Affiliate (a.k.a referral) traffic occurs when a third party brings traffic to your website through their own. An affiliate could be individuals who have blogs or forums, content sites, or even newspapers. Generally, these affiliates will put links on their sites for consumers to click through to stores. When individuals do click the links, the affiliate will get a commission but normally only when something is bought. This is called “Cost per Acquisition/Action” or CPA. This is a great way to get third parties to bring traffic to your website and drive sales. Although this is a lower profile source of traffic, it continues to play a significant role in eCommerce marketing strategies!

4. Email

Email traffic is generated from the links that are within commercial messages that you send to your customers. Some examples of emails that can generate traffic: newsletters, transactional emails, and direct emails. All of these should contain links to appropriate sites to generate web traffic. Newsletters are a great way to build your relationship with your customers and increase your brand awareness. Transactional emails are notorious for having a high open / click rate because the email itself was triggered from an important transaction that the customer made – so keep this in mind because it’s a great way to engage with your customers!

5. Online Advertising

Online advertising is a more traditional form of display advertising. One key benefit, is that it is very customizable with regards to content, where your ad is placed and on which website. A popular revenue model for this type of advertising is cost per 1000 views or CPM. Some examples include banner ads, rich media ads, social network advertising, interstitial ads, etc. These advertisements can be static or interactive, and could have audio and video/animation. Some things to keep in mind:
1. Online advertising can be targeted to reach your relevant audience through behavioural, demographic, geographic and site based targeting.
2. Customer engagement and branding is very important because the customer has the power whether or not to click the ad.

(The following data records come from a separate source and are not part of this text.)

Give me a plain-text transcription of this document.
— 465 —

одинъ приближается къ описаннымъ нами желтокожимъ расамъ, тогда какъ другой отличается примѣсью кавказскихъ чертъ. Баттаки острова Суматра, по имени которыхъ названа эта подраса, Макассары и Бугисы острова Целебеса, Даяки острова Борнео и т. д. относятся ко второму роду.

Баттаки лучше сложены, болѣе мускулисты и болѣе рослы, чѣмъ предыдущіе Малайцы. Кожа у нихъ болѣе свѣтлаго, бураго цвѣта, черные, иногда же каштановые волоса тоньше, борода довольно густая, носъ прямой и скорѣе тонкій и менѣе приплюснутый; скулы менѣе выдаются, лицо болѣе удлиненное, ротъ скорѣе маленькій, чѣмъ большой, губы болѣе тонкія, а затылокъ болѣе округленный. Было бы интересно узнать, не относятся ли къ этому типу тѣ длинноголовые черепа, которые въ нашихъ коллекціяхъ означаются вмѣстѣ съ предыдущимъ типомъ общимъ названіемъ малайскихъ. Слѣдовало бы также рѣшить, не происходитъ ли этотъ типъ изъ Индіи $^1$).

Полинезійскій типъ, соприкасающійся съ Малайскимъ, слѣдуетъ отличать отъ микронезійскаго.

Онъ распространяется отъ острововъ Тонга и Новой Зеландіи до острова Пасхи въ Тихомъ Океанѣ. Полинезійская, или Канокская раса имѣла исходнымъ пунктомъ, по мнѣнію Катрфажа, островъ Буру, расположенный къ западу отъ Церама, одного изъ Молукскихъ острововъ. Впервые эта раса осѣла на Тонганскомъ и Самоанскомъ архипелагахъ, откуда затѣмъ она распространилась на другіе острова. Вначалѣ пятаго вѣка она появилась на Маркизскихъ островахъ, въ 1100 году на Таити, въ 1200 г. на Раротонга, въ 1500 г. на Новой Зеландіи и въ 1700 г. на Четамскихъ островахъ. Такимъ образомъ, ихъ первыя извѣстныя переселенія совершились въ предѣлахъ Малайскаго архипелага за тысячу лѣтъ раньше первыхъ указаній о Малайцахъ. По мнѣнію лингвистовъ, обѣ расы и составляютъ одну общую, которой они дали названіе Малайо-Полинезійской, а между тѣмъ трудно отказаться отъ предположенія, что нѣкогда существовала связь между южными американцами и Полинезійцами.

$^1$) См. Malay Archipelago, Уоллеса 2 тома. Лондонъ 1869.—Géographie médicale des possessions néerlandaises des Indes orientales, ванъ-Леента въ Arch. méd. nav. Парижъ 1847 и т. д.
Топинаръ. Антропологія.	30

6. Paid Search (Google Ad Words)

Paid/ Sponsored links normally appear at the top of your search results list in a light yellow background as well as on the right hand side of your page. This is essentially advertising and can be referred to as pay per click ads. Pay per click (or PPC) means you pay for how often people click on your ad and visit your website… NOT how many times your ad is shown (which is called an impression). Google AdWords is an auction in real time where you pay when Google sends visitors to your website and the price is based upon the competitiveness of key words. If you’re just starting out, you should consider doing a small PPC ad campaign to test what your best keywords might be. Although SEO is great in the sense that it’s free, it can take weeks before you rank well among your keywords.